A Universal Thick Anode for Aqueous and Seawater Energy Storage Devices

Abstract

Aqueous and seawater energy storage devices hold great potential for electrical grids application due to safety, affordability, and sustainability. However, their broader deployment has been constrained by the absence of a durable thick anode. Here, the first universal thick anode operating stably across 15 simple-ion and 3 complex-ion systems, including nonmetallic (H+, NH4+), monovalent (Li+, Na+, K+), multivalent ions (Zn2+, Ca2+, Mg2+, Al3+), and seawater ions (>5 cations) is reported. Composed of polymer nanosheets and carbon nanotubes, this anode supports thick electrode fabrication (e.g., 100 mg cm−2 and 1 mm) with low porosity/tortuosity, superior electrical conductivity, mechanical robustness, and chemical stability. Consequently, it achieves exceptionable cycle life (up to 380 000 cycles) in supercapacitors and ultrahigh areal capacities (6.5 mAh cm−2) in batteries, even under practical/extreme conditions, attributed to the formation of a water-scarce, cation-rich electrical double-layer structure, as revealed by simulations.

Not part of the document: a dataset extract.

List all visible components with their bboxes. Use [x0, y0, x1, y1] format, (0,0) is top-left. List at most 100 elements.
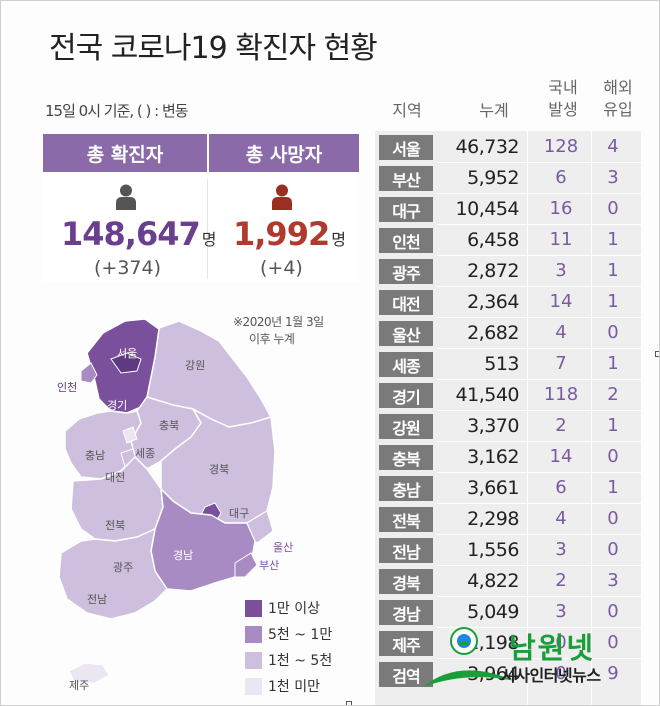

Compatible with sea salt-based electrolytes and paired with a metal-free cathode, the anode enables seawater batteries with thousands-cycle life and high energy/power density. Of universal ion storage, ultrahigh-loading capability, unlimited resources, and cost-effectiveness, this polymer electrode is promising for practical aqueous (seawater) energy devices.